Fuel alternative found in Oklahoma

With fuel prices fluctuating on a daily basis, political leaders are scrambling to come up with viable alternative to foreign oil, and a long-term solution is right here in Oklahoma.

Thursday, September 11th 2008, 11:48 pm

By: News 9


By Dave Jordan, NEWS 9

HUGHES COUNTY, Okla. -- With fuel prices fluctuating on a daily basis, political leaders are scrambling to come up with viable alternative to foreign oil, and a long-term solution is right here in Oklahoma.

Devon Energy has pumped millions of dollars into Hughes County and one town is already seeing the result of this potential energy boom.

Tony and Sue Abney have lived in Hughes County their entire lives.

"We were very quiet, a little farming community, not a whole lot of traffic, or people from outside," said Sue Abney, who leased mineral rights.

But that has changed, thanks to natural gas exploration, which has the whole town talking.

"The tank trucks, the drilling and the pipelines, it's changed forever," Tony Abney said.

The change comes at a time when oil prices are near record highs and America is clamoring for a new energy source. Now Hughes County, Oklahoma sits ready to meet the need.

Since 2003, Devon Energy has quietly pumped hundreds of millions of dollars into natural gas exploration of the Woodford Shale. Part of the Woodford sits over the southern one-third of Hughes County.

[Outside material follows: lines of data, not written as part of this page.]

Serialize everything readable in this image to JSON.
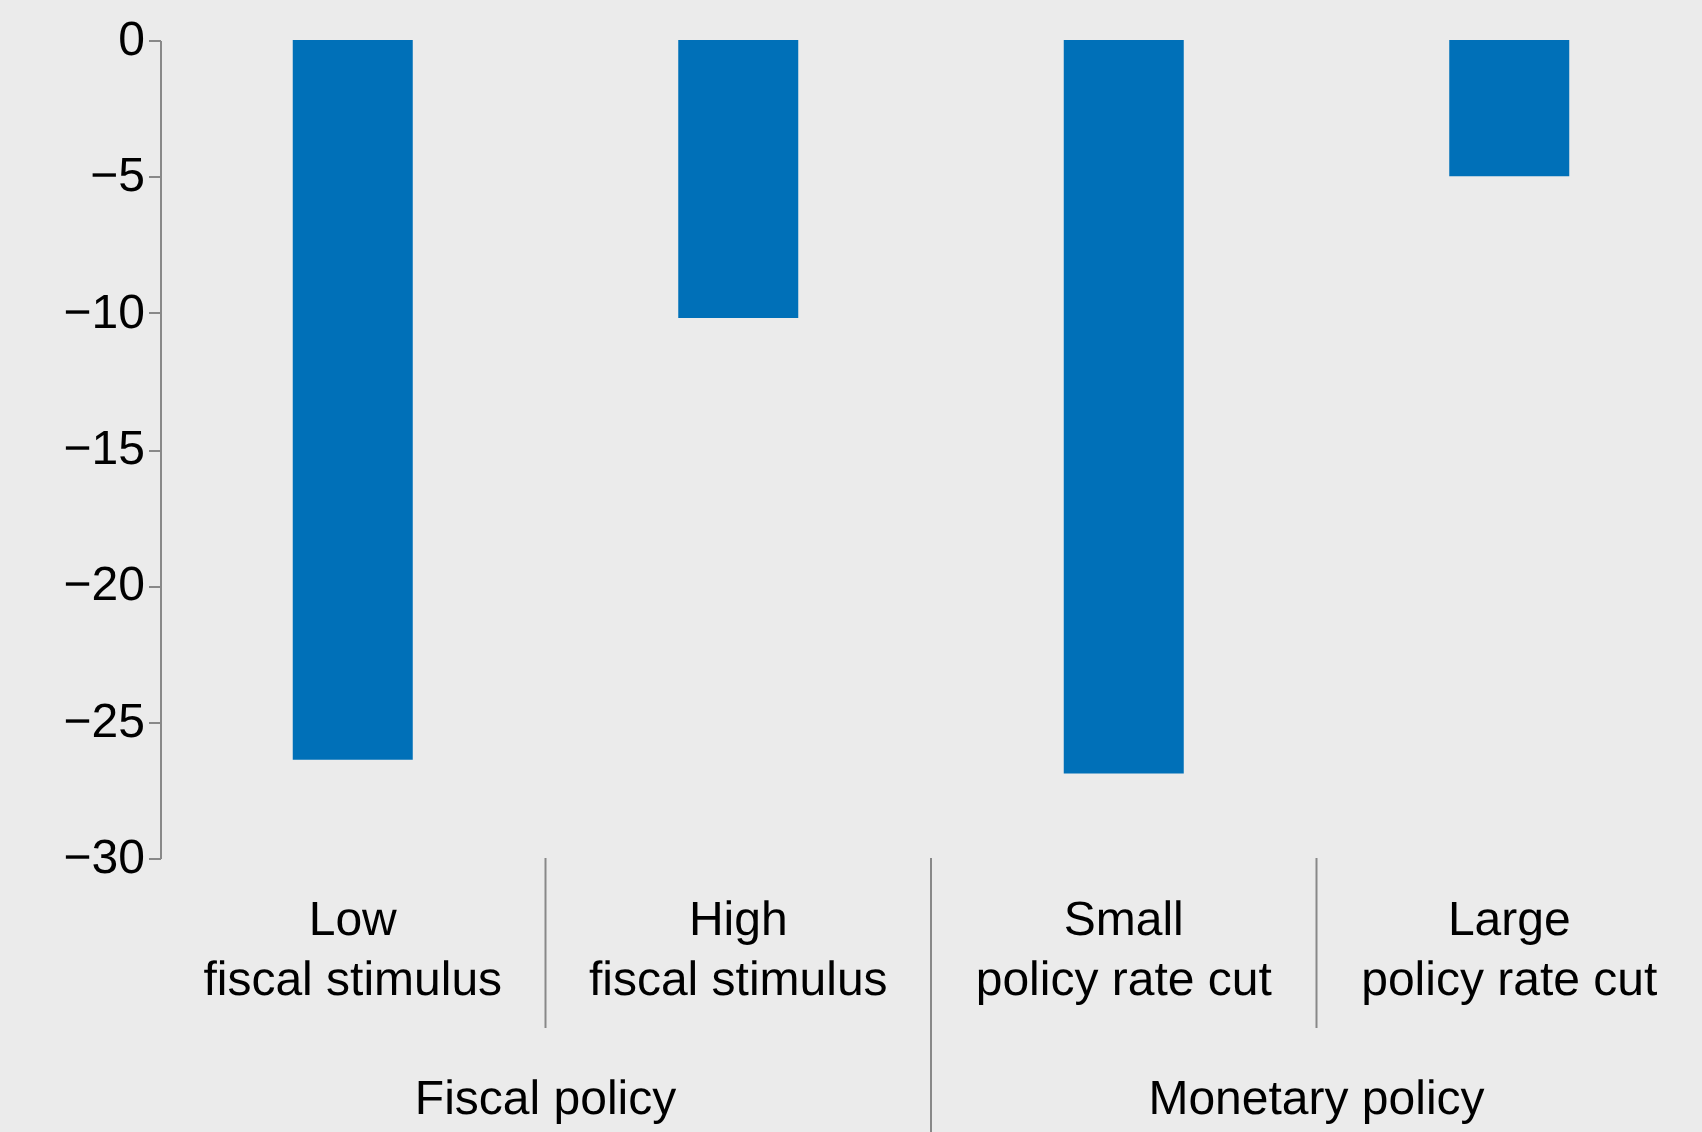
{
  "chart_data": {
    "type": "bar",
    "categories": [
      "Low fiscal stimulus",
      "High fiscal stimulus",
      "Small policy rate cut",
      "Large policy rate cut"
    ],
    "values": [
      -26.4,
      -10.2,
      -26.9,
      -5.0
    ],
    "color": "#0070b8",
    "ylim": [
      -30,
      0
    ],
    "yticks": [
      -30,
      -25,
      -20,
      -15,
      -10,
      -5,
      0
    ],
    "annotations": [
      "Fiscal policy",
      "Monetary policy"
    ]
  }
}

The Abneys, like most residents, had no idea.

"We really didn't think, you know, well, nobody thought that there was anything in the area until they come up on a method to get this gas out of this shale," Tony Abney said.

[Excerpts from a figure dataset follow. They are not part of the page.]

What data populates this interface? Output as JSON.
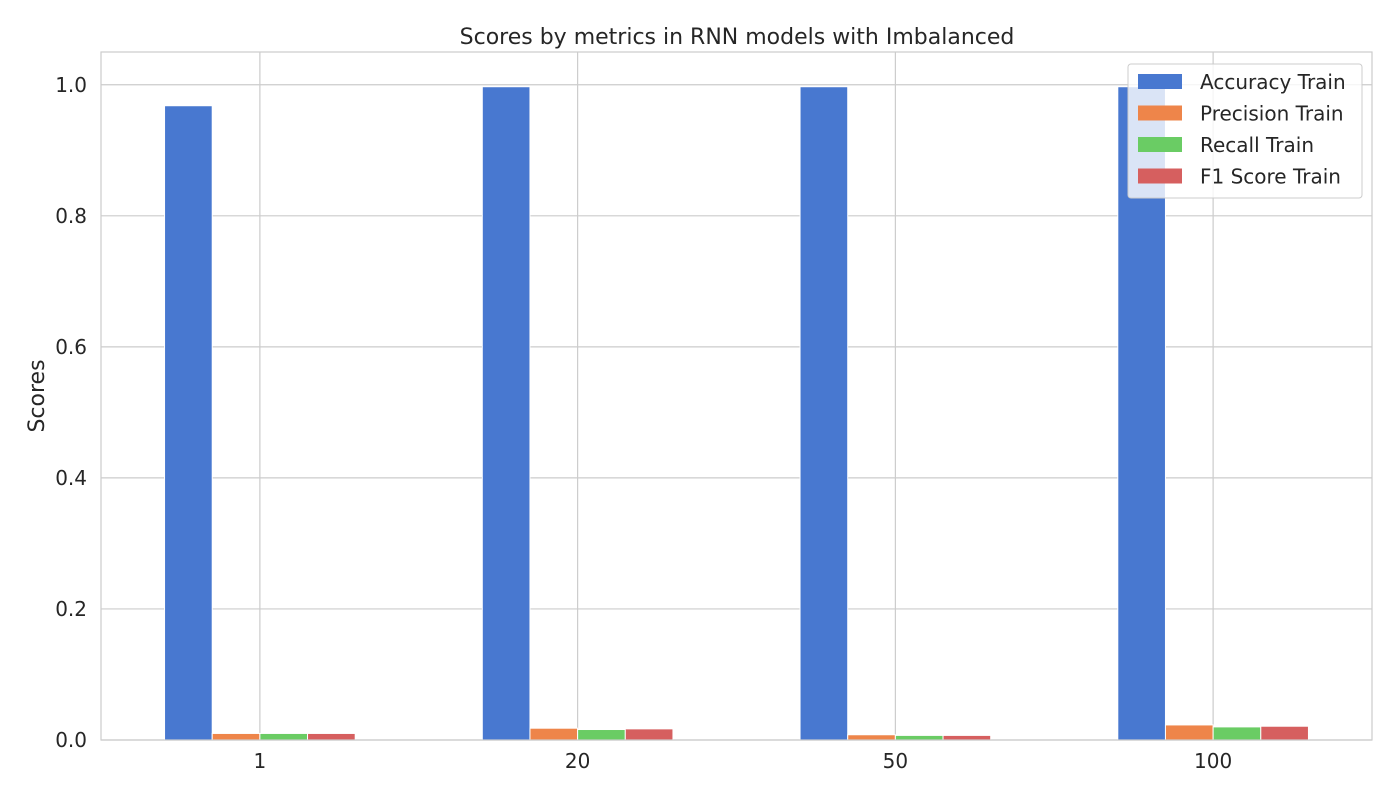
{
  "chart_data": {
    "type": "bar",
    "title": "Scores by metrics in RNN models with Imbalanced",
    "xlabel": "",
    "ylabel": "Scores",
    "categories": [
      "1",
      "20",
      "50",
      "100"
    ],
    "ylim": [
      0,
      1.05
    ],
    "yticks": [
      "0.0",
      "0.2",
      "0.4",
      "0.6",
      "0.8",
      "1.0"
    ],
    "grid": true,
    "legend_position": "top-right",
    "series": [
      {
        "name": "Accuracy Train",
        "color": "#4878d0",
        "values": [
          0.968,
          0.997,
          0.997,
          0.997
        ]
      },
      {
        "name": "Precision Train",
        "color": "#ee854a",
        "values": [
          0.01,
          0.018,
          0.008,
          0.023
        ]
      },
      {
        "name": "Recall Train",
        "color": "#6acc64",
        "values": [
          0.01,
          0.016,
          0.007,
          0.02
        ]
      },
      {
        "name": "F1 Score Train",
        "color": "#d65f5f",
        "values": [
          0.01,
          0.017,
          0.007,
          0.021
        ]
      }
    ]
  }
}
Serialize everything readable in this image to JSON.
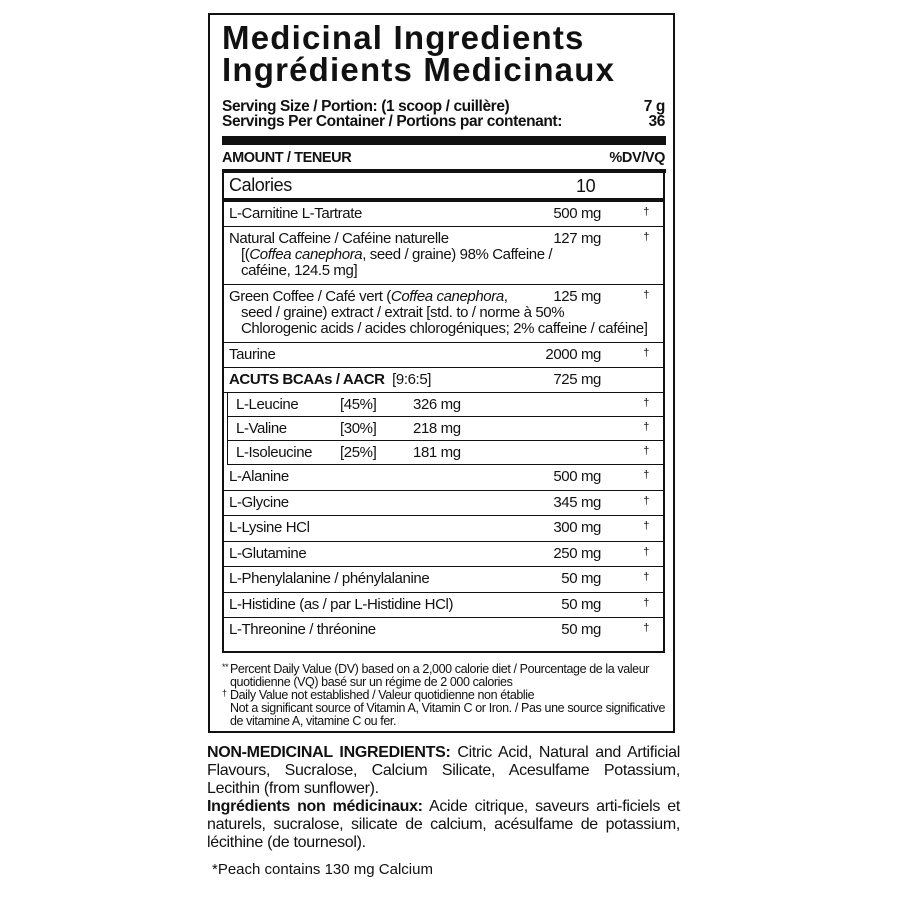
{
  "title_en": "Medicinal Ingredients",
  "title_fr": "Ingrédients Medicinaux",
  "serving_size_label": "Serving Size / Portion: (1 scoop / cuillère)",
  "serving_size_value": "7 g",
  "servings_label": "Servings Per Container / Portions par contenant:",
  "servings_value": "36",
  "amount_header": "AMOUNT / TENEUR",
  "dv_header": "%DV/VQ",
  "calories_label": "Calories",
  "calories_value": "10",
  "rows": [
    {
      "name": "L-Carnitine L-Tartrate",
      "amount": "500 mg",
      "dv": "†"
    },
    {
      "name": "Natural Caffeine / Caféine naturelle",
      "sub": "[(<i>Coffea canephora</i>, seed / graine) 98% Caffeine /<br>caféine, 124.5 mg]",
      "amount": "127 mg",
      "dv": "†"
    },
    {
      "name": "Green Coffee / Café vert (<i>Coffea canephora</i>,",
      "sub": "seed / graine) extract / extrait [std. to / norme à 50%<br>Chlorogenic acids / acides chlorogéniques; 2% caffeine / caféine]",
      "amount": "125 mg",
      "dv": "†"
    },
    {
      "name": "Taurine",
      "amount": "2000 mg",
      "dv": "†"
    },
    {
      "name": "<b>ACUTS BCAAs / AACR</b> &nbsp;[9:6:5]",
      "amount": "725 mg",
      "dv": ""
    }
  ],
  "bcaa_rows": [
    {
      "name": "L-Leucine",
      "pct": "[45%]",
      "amount": "326 mg",
      "dv": "†"
    },
    {
      "name": "L-Valine",
      "pct": "[30%]",
      "amount": "218 mg",
      "dv": "†"
    },
    {
      "name": "L-Isoleucine",
      "pct": "[25%]",
      "amount": "181 mg",
      "dv": "†"
    }
  ],
  "rows2": [
    {
      "name": "L-Alanine",
      "amount": "500 mg",
      "dv": "†"
    },
    {
      "name": "L-Glycine",
      "amount": "345 mg",
      "dv": "†"
    },
    {
      "name": "L-Lysine HCl",
      "amount": "300 mg",
      "dv": "†"
    },
    {
      "name": "L-Glutamine",
      "amount": "250 mg",
      "dv": "†"
    },
    {
      "name": "L-Phenylalanine / phénylalanine",
      "amount": "50 mg",
      "dv": "†"
    },
    {
      "name": "L-Histidine (as / par L-Histidine HCl)",
      "amount": "50 mg",
      "dv": "†"
    },
    {
      "name": "L-Threonine / thréonine",
      "amount": "50 mg",
      "dv": "†"
    }
  ],
  "footnotes": {
    "dv_mark": "**",
    "dv_note": "Percent Daily Value (DV) based on a 2,000 calorie diet / Pourcentage de la valeur quotidienne (VQ) basé sur un régime de 2 000 calories",
    "dagger_mark": "†",
    "dagger_note": "Daily Value not established / Valeur quotidienne non établie",
    "significant_note": "Not a significant source of Vitamin A, Vitamin C or Iron. / Pas une source significative de vitamine A, vitamine C ou fer."
  },
  "non_medicinal": {
    "en_label": "NON-MEDICINAL INGREDIENTS:",
    "en_text": " Citric Acid, Natural and Artificial Flavours, Sucralose, Calcium Silicate, Acesulfame Potassium, Lecithin (from sunflower).",
    "fr_label": "Ingrédients non médicinaux:",
    "fr_text": " Acide citrique, saveurs arti-ficiels et naturels, sucralose, silicate de calcium, acésulfame de potassium, lécithine (de tournesol)."
  },
  "note": "*Peach contains 130 mg Calcium"
}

Many residents are leasing the mineral rights off their land to Devon. It only took a few weeks to get this gas well online.

"It's been a great boom for the area," said Kathi Mask, the Hughes County Tax Assessor.

Just outside Mask's office in nearby Holdenville, researchers are poring through county records every day, trying to find other land owners who, like the Abneys, stand to make a profit.

But money for the lucky landowners doesn't just come from mineral rights.

"They're needing truck drivers. They're needing people here to operate on the drilling rigs and they's a lot of construction going on with the pipeline," Mask said.

With all the construction comes a higher tax base. Devon built a plant near the Woodford Shale operation, increasing the tax base from $9 million last year to $21 million in 2008 with taxes on the latter figure around $885,000.

"70 percent of that will go to the school district," Mask said.

Calvin Public School Superintendent John Tuck said some Calvin public schools sit squarely in the path of the Devon exploration.

"We're going to be in the bubble of $700,000 range local money, so we're getting up to the bubble of no state aid," Tuck said.

John has also noticed the socio-economic status of his students' parents is steadily increasing, but with that boom, there is cautious optimism.

"I think people are a little bit cynical in Oklahoma. They see the boom. They see the bust. They know eventually it goes up, it goes down," Tuck said.

That view isn't unwarranted based on the oil bust of the 80s, according to OCU business professor Ron Shaw. He said this time is different because natural gas is considered a clean and alternative fuel.

"Going forward in the future, I think a natural gas play is very smart compared with traditional oil," Shaw said.

Hughes County is already experiencing some growing pains. Traffic has more than doubled because of the construction and the roads need work.

But this, the Abneys said, is a small price compared to the big financial rewards they and other residents hope to reap.

"Overall, I think they're happy about what it brings to the community," Sue Abney said.

Devon has about 100,000 acres of leases and is operating about six drilling rigs within the Woodford. The company said it could produce more than 1-trillion cubic feet of natural gas from the area.